In doing so, I’ve followed pregnancies to birth, listened to struggles caused by debt, been inspired to cook by recipes and pictures of food, been awed by great writing, admired the best photography and art, learned more than I’ll ever retain about plant species and gardening, gotten personal accounts of snow storms, earthquakes, and raging fires, read book/movie reviews and recommendations, listened to the opinions of intellects, appreciated the wit of the clever ones, etc.

I’ve also prayed for blog friends who have cancer and other health issues, and cried when two blog friends passed away.

Relationships? – yes.
Sometimes I bravely mention you – my “blog” friends – to my “real life” friends.

“Whooo?” they say. “Oh.”
 or

“You what? Blog? Ohhh… Uhuh.”
Hard to explain to people who work at computer screens all day and can’t stand the sight of one when they come home.

Hard to explain to people who don’t write or like to read.
Hard to explain to people who are not “people persons.”

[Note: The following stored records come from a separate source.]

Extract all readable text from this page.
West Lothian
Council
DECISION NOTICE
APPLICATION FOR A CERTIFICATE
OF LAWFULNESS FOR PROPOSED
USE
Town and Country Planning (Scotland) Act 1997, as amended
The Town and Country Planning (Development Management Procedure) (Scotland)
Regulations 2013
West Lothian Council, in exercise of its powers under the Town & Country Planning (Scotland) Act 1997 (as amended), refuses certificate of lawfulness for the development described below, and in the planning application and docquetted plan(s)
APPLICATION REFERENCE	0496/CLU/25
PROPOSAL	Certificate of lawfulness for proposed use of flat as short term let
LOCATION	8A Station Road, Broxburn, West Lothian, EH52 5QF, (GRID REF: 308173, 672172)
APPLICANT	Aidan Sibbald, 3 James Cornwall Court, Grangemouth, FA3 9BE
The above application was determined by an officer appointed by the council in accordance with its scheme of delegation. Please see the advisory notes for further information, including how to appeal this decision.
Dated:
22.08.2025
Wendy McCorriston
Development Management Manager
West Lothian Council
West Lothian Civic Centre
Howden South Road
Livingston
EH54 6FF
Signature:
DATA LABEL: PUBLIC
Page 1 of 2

Hard to explain to people who don’t like to talk.
Hard to explain to people who are not overly curious.

And that’s all okay.

In 2009, I received a blog award from another blogger, and turned it into a post titled, “Why I Blog.” Then, the impetus was having a forum to write and publish, which resulted in immediate gratification.  My precious three year old manuscript was shelved; put on the back burner in favor of this new-to-me medium that required no approval; no wait for the expertise of an editor or agent.
I also mentioned my appreciation of “other bloggers” in the post, describing them as “interesting people.”

Today, writing is still my purpose for maintaining a blog; however, the purpose is twofold, as I have grown to see my “blog” friends as “real life” friends.
Words and images are powerful and convey much; even when expressed personally in a blog.

How have your feelings about blogging changed since you started? Have you met any of your blog friends?